"We've got a lot of business from the wind people, the revenue is pretty good", says Holiday Inn Express manager, Paul Pawar.
The business of wind brings many through West Texas, and profit-minded managers, like Paul Pawar in Abilene, have seen industry workers blowing through town as an opportunity to make a buck.
"The demand is so high in Midland and Odessa, you can't even find a place to stay. The hotels are packed. And eventually it's coming to Sweetwater and then here. It's just a matter of time", says Pawar.
But how long can one energy source sustain the livelihood of so many operations?
"A lot of businesses are more and more concentrating on stuff other than the wind. It's oil and gas and things like that", Pawar tells us.

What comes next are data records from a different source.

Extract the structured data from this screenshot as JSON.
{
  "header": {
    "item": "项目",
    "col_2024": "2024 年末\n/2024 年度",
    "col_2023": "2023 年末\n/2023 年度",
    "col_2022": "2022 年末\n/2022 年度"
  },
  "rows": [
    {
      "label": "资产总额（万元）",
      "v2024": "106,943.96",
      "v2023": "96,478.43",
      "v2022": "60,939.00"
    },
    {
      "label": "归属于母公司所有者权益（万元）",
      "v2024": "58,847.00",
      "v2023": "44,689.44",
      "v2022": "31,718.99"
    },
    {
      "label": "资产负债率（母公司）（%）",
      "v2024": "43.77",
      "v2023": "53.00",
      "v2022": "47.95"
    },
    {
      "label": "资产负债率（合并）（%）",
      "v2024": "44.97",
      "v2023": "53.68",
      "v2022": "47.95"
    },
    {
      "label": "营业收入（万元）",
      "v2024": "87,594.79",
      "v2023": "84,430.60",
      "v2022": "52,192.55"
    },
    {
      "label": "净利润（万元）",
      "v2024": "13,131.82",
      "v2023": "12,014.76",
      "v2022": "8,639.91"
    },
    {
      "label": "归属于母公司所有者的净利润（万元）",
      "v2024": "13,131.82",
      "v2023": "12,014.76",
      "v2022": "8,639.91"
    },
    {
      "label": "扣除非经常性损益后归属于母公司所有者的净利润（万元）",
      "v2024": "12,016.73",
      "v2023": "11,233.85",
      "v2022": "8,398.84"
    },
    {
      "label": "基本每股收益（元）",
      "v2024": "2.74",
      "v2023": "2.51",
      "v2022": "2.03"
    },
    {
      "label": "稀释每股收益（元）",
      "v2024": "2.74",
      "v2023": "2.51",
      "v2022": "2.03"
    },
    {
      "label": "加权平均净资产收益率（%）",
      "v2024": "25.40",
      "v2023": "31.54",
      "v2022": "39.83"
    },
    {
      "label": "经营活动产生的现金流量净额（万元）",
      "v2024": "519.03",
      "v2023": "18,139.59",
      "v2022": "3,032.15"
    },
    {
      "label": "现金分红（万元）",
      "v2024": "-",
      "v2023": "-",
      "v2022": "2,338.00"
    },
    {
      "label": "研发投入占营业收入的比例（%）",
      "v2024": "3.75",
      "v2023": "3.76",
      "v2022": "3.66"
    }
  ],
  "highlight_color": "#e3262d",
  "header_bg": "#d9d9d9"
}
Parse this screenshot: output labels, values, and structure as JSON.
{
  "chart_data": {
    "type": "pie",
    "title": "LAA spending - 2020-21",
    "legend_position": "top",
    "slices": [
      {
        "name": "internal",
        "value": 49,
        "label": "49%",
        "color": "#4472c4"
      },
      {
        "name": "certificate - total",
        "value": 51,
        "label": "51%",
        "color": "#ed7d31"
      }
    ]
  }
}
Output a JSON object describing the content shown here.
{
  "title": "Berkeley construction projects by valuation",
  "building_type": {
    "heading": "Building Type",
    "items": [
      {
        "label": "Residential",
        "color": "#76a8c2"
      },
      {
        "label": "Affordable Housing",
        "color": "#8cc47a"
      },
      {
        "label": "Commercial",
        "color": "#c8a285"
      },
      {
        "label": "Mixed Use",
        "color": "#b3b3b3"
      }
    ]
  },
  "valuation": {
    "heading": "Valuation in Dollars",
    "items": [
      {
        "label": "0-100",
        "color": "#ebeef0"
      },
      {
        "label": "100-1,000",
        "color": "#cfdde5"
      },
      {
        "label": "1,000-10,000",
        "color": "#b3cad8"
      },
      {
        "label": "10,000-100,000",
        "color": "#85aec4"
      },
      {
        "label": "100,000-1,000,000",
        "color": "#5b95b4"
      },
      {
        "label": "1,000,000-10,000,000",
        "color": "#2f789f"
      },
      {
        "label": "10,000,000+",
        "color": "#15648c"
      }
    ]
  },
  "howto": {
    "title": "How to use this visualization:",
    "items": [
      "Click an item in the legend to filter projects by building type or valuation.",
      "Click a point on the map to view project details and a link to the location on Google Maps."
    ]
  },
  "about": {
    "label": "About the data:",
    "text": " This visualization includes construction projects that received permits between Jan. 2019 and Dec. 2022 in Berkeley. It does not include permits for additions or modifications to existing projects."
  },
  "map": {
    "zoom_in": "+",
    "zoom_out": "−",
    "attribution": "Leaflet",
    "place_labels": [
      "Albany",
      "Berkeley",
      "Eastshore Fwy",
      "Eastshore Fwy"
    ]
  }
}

In order to keep employees paid, and rooms full, Pawar says that despite the pessimistic wind industry statistics, he believes that as long as there is a need for workers of any industry to visit Abilene, business should be a breeze.
He also told us that while the wind industry may have reached its peak and is now on the decline, the oil industry is climbing quickly in west Texas, so the hospitality industry shouldn't face any financial problems. The wind industry on the other hand, could be in serious trouble.
Another issue that would affect workers in the wind industry is tax breaks, currently costing the US about a billion dollars each year under the Obama administration. Mitt Romney has recently voiced his opposition to the wind credit.